Zühd olan bazı sebepler yüzünden iki defa sevap alır; bunun biri bir şeyi terkeder, ama nefsi için değil… Bundan bir manevi huzur duyar, sevap alır. İkinci defa: Yalnız Allah (CC) emir verdiği için alır; bundan da ayrı bir mükafat kazanmış olur.

Zahid, nefsine uyarak hiçbir şey almaz, nefsine muhalif kalır. Bu hal gerçekleşince hakikate erenlerden sayılır. Veli olmaya hak kazanır; emin zümresine karışır; ariflerden olur.

Bu hale geldiği zaman bir nevi varlığı yok gibi olur. Bu durumda verilen emir dahilinde işlerini yapmaya çalışır. Sakin olur; daima huzur sahibidir. Nasibi neyse kolayca gelir.

Öyle zaman olur ki yer, içer, fakat iradesi sönmüş olur. İyiye yönelen şahsi arzuları ondan fenalık çıkmasını önlemiştir.

İşte bu durum karşısında emre uyarak iradesini karıştırmadan kader-i ilahinin önünde işlerinin akışını devam ettirmeye muvaffak olursa kârların en üstününü elde etmiş olur. Çünkü ilahi fiillere uyarak işlerini yürütmüş olur.

Burada bana biri:

- Bu kâr sözünü neden söylüyorsun?

diyebilir. Bunların bütün irade ve arzuları öldükten sonra Hakk’a (CC) ermiş olurlar. İstek, arzu, bazı dereceler kazanmak bunlar için düşünülemez. Bunlar bulacaklarını bulmuşlar, Hakk’ın (CC) has kulu olmuşlardır. Bir kula mükafat vermek olur; fakat kul kendiliğinden bir şey kazanamaz.

Biz bu soruları şöyle cevaplandırırız:

- Doğrusun; şu kadar var ki Allah (CC) onları fazlına kavuşturur; lütfuna, keremine erdirir. Kulun bütün iradesi hemen söner; ama ne de olsa beşeri alemdedir, az da olsa bir iradesi vardır. Ve bunu kötü yola koymamak için bir gayret sarfında bulunmuştur. Onun için her şey vardır; her güzellik verilmiştir. Bu verilenleri o zat, kendiliğinden elde edebilir mi? Edemez. Sonra kazanç, kâr denince akla yalnız cennetin ırmakları gelmemeli; Allah’ın (CC) ihsan buyurduğu lütuf ve hayır işe yardım da bir mükafat sayılmalıdır. Şunu da burada söylemek lazımdır ki o veli, bir çocuk gibidir; ilk zamanda iradesine fazla hakim olsa bile sonra tamamen varlığı yok gibi olur. İşte bu sırada onun her çeşit kötülüğe düşmesi muhtemel sayılır. İşte onun bu kötü işlere kapılmaması elinde değildir. Daha önceki hareketlerinin sağlam olması sonucu ona kazanç temin etmiştir ve bu kazançta onun kötü işlerden korunmasıdır.

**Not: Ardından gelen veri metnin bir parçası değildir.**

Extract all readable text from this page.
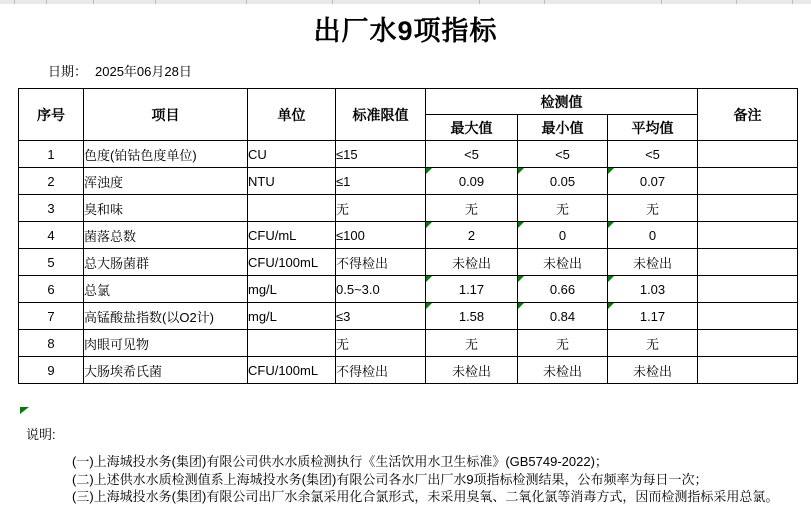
出厂水9项指标
日期： 2025年06月28日
序号	项目	单位	标准限值	检测值			备注
				最大值	最小值	平均值	
1	色度(铂钴色度单位)	CU	≤15	<5	<5	<5	
2	浑浊度	NTU	≤1	0.09	0.05	0.07

3	臭和味		无	无	无	无	
4	菌落总数	CFU/mL	≤100	2	0	0

5	总大肠菌群	CFU/100mL	不得检出	未检出	未检出	未检出	
6	总氯	mg/L	0.5~3.0	1.17	0.66	1.03

7	高锰酸盐指数(以O2计)	mg/L	≤3	1.58	0.84	1.17

8	肉眼可见物		无	无	无	无	
9	大肠埃希氏菌	CFU/100mL	不得检出	未检出	未检出	未检出	
说明:
(一)上海城投水务(集团)有限公司供水水质检测执行《生活饮用水卫生标准》(GB5749-2022)；
(二)上述供水水质检测值系上海城投水务(集团)有限公司各水厂出厂水9项指标检测结果，公布频率为每日一次；
(三)上海城投水务(集团)有限公司出厂水余氯采用化合氯形式，未采用臭氧、二氧化氯等消毒方式，因而检测指标采用总氯。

Kazançlar çeşitlidir. Bir çocuğun da kazancı vardır. Nasıl ki ana ve babasının himayesine sığınan bir yavru için himaye edilmek bir kazançtır. Babanın rızık temini, ananın kalbine konan şefkat duygusu yine o yavru için en büyük kârdır… O insan da bir çocuk gibidir. Halkın onu sevmesi, ona yardım etmesi kendisi için bir kazanç sayılır. Bunu Allah (CC) vermiştir.

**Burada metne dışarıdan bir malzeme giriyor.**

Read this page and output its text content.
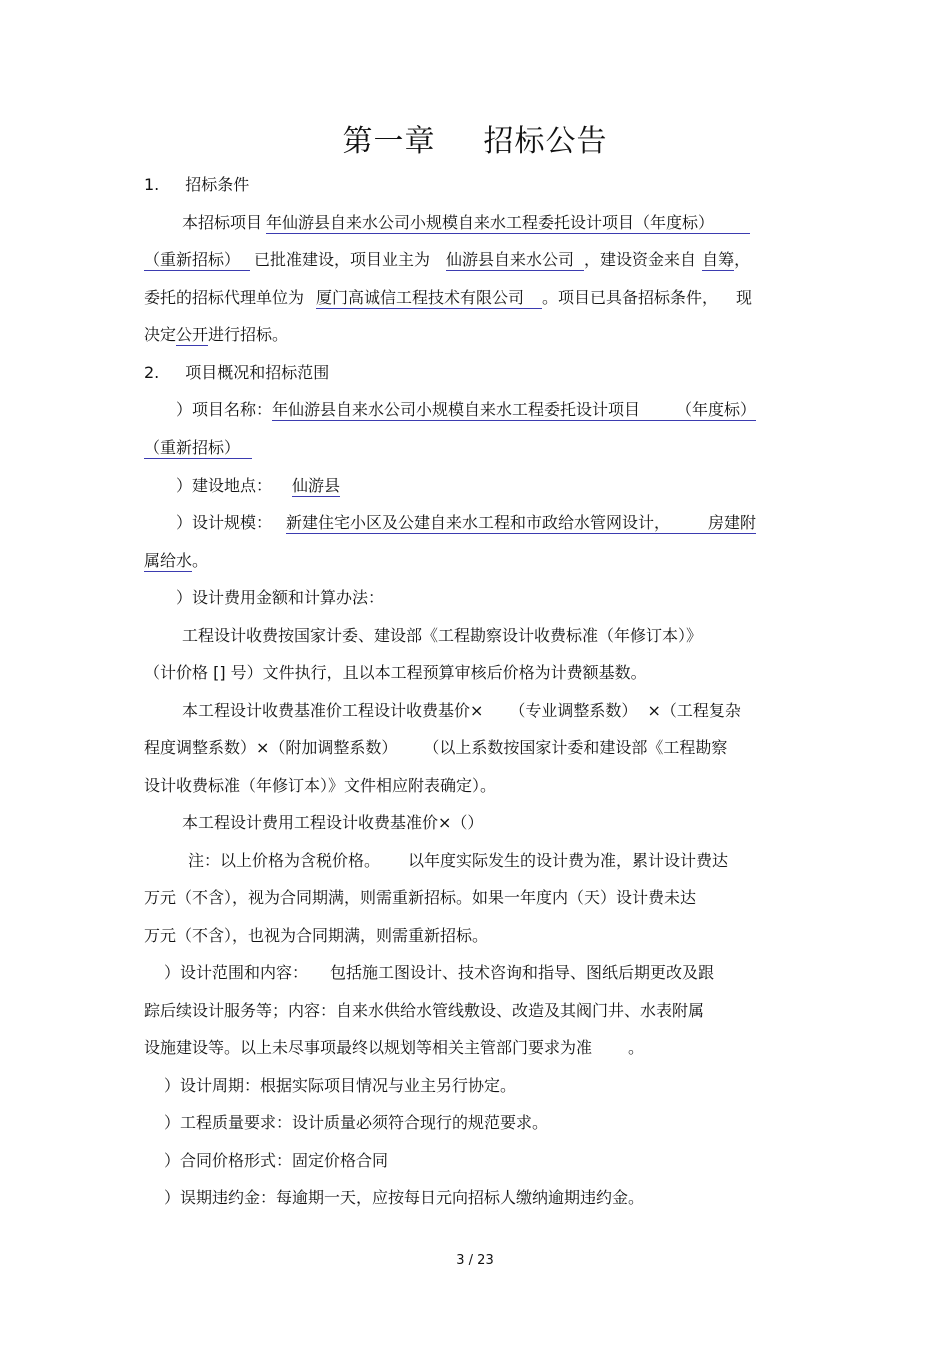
第一章 招标公告
1. 招标条件
本招标项目 年仙游县自来水公司小规模自来水工程委托设计项目（年度标）
（重新招标） 已批准建设，项目业主为 仙游县自来水公司 ，建设资金来自 自筹，
委托的招标代理单位为 厦门高诚信工程技术有限公司 。项目已具备招标条件， 现
决定公开进行招标。
2. 项目概况和招标范围
）项目名称：年仙游县自来水公司小规模自来水工程委托设计项目 （年度标）
（重新招标）
）建设地点： 仙游县
）设计规模： 新建住宅小区及公建自来水工程和市政给水管网设计， 房建附
属给水。
）设计费用金额和计算办法：
工程设计收费按国家计委、建设部《工程勘察设计收费标准（年修订本）》
（计价格 [] 号）文件执行，且以本工程预算审核后价格为计费额基数。
本工程设计收费基准价工程设计收费基价× （专业调整系数） ×（工程复杂
程度调整系数）×（附加调整系数） （以上系数按国家计委和建设部《工程勘察
设计收费标准（年修订本）》文件相应附表确定）。
本工程设计费用工程设计收费基准价×（）
注：以上价格为含税价格。 以年度实际发生的设计费为准，累计设计费达
万元（不含），视为合同期满，则需重新招标。如果一年度内（天）设计费未达
万元（不含），也视为合同期满，则需重新招标。
）设计范围和内容： 包括施工图设计、技术咨询和指导、图纸后期更改及跟
踪后续设计服务等；内容：自来水供给水管线敷设、改造及其阀门井、水表附属
设施建设等。以上未尽事项最终以规划等相关主管部门要求为准 。
）设计周期：根据实际项目情况与业主另行协定。
）工程质量要求：设计质量必须符合现行的规范要求。
）合同价格形式：固定价格合同
）误期违约金：每逾期一天，应按每日元向招标人缴纳逾期违约金。
3 / 23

İşte cevap: Bu kazançlar böyledir. İlahi emirleri yapmak yine bir nevi mükafat sayılır. Çünkü insan her istediğini yapamaz. Onu yapması için ilahi lütuf ve kerem ihsanı gerektir.

Allah (CC) daima sevgili kullarının yardımcısıdır.

 

Kaynak: Gavsulazam Abdulkadir-i Geylani (KSA), Fütûh-ul Gayb (Gizliden Sesler)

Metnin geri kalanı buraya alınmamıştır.